Guillain-Barré syndrome revised by our experts

17 de October de 2017

Guillain-Barré syndrome (GBS) is an immune-mediated cause of acute neuromuscular paralysis. During the last three decades, the Neurology Service (University Hospital Marques de Valdecilla), collaborating with the Clinical Neurophysiology, Radiology, Pathological Anatomy, and the Department of Anatomy and Cell Biology of the University of Cantabria (UC) have done epidemiological, clinical-pathological and nerve ultrasound investigations in GBS.

There had been established that the incidence rate of GBS in Cantabria is 0.95 cases per 100,000 population, and in early stages (first 10 days of clinical course) the inflammatory pathology mainly falls on proximal nerve trunks accentuating in the spinal root transit to the spinal nerve, which correlates well with the predominant alterations of the C5-C7 spinal cord in the ultrasonographic examination. Autopsy studies of early GBS are scanty; Haymaker and Kernohan [Medicine (Baltimore) 1949; 28: 59-141] had described that the initial lesions, consisting of endoneurial oedema, predominate where the spinal roots are joined to form the spinal nerves. This notion had gone largely unnoticed in the neurological literature.

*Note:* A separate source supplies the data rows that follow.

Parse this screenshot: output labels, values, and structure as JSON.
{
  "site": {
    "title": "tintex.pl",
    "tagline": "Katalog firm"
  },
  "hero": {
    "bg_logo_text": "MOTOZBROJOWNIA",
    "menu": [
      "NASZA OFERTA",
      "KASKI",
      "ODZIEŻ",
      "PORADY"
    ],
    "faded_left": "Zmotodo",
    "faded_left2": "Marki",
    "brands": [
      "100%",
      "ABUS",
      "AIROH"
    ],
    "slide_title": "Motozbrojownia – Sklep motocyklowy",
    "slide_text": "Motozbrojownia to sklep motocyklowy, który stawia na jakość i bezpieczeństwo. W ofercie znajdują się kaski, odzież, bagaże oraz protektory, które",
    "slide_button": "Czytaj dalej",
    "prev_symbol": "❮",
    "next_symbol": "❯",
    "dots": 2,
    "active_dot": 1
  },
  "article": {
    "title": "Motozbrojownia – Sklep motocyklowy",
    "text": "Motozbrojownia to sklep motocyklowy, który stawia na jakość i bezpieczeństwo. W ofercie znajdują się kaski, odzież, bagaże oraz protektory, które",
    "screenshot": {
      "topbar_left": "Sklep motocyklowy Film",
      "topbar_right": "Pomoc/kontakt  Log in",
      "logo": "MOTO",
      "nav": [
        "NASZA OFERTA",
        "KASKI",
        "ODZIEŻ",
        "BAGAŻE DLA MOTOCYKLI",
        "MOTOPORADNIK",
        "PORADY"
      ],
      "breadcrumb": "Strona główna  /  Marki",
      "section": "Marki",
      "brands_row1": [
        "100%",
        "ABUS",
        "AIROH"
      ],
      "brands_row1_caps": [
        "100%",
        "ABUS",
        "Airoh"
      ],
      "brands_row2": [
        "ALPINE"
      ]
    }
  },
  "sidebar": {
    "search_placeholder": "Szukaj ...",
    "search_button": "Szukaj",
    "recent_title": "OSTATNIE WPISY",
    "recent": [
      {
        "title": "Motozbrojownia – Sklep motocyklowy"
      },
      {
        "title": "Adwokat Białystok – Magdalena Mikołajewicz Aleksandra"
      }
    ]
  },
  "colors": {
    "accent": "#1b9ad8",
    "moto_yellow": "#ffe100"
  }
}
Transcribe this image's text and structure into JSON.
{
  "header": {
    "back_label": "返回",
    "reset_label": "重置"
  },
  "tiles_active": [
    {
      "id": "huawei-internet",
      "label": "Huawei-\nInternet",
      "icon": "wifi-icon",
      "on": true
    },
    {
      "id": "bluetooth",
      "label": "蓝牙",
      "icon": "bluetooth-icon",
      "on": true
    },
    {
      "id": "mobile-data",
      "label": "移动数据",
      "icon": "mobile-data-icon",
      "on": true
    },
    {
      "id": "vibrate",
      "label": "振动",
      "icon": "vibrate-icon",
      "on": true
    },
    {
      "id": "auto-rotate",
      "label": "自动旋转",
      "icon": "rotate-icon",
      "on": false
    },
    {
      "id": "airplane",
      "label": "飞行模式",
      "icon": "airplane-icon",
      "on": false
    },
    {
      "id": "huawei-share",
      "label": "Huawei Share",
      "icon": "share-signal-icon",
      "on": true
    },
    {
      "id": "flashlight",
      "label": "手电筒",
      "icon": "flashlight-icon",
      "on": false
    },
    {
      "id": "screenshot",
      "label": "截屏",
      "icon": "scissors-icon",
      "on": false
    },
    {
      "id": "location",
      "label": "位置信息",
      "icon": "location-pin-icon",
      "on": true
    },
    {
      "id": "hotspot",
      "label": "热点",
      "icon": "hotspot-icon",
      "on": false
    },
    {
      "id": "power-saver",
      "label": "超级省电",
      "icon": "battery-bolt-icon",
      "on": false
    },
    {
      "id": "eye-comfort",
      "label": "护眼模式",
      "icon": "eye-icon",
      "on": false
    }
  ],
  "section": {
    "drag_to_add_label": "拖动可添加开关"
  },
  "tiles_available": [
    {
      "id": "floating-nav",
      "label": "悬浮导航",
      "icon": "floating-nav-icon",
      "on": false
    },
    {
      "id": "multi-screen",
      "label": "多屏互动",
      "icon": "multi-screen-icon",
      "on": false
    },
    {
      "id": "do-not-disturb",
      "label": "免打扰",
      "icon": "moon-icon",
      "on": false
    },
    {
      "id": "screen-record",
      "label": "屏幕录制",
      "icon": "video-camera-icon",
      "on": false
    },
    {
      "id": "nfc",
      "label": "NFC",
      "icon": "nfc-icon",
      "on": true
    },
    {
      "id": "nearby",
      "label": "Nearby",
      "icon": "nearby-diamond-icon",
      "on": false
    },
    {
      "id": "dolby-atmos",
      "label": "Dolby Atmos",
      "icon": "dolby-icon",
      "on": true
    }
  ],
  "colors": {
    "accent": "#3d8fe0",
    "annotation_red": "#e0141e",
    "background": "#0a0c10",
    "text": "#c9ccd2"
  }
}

Revising the literature, starting from the original descriptions of the GBS, we have established that in the first days of the clinical course the endoneural inflammatory edema of the spinal nerves is the most relevant pathogenic alteration, which precedes both the demyelination of the nerve fibers as wallerian degeneration, either primary or secondary (Berciano, Journal of the Neurological Sciences 2017, 382: 1-9). Thus, the lesion topography proposed by Haymaker and Kernohan is corroborated. Our studies indicate that early inflammation in epi-perineurial nerve trunks, such as spinal nerves, leads to increased endoneural pressure, a potential cause of compromised transperineural blood flow, which may result in endoneural ischemia with the corresponding failure of the conduction of the nerve impulse. These findings have the following implications: i) proximal conduction block (at the level of the spinal nerves) explains the mechanism of ascending paralysis in cases where conventional neurophysiological studies are normal or insufficiently informative; ii / for early diagnosis, neurophysiological and imaging techniques are needed to detect lesions in the proximal nerve trunks; iii / need to include the spinal nerves in the protocol of autopsy of early fatal cases, in order to detect pathogenic lesions; and iv) the urgent need for new therapeutic approaches to curb the impact of endoneural inflammatory edema on nerve fibers, the consequence of which may be the axonal degeneration responsible for irreversible residual paralysis.

Reference: Berciano J. Spinal nerve involvement in early Guillain-Barré syndrome: The Haymaker and Kernohan's legacy. J Neurol Sci 2017; 382: 1-9.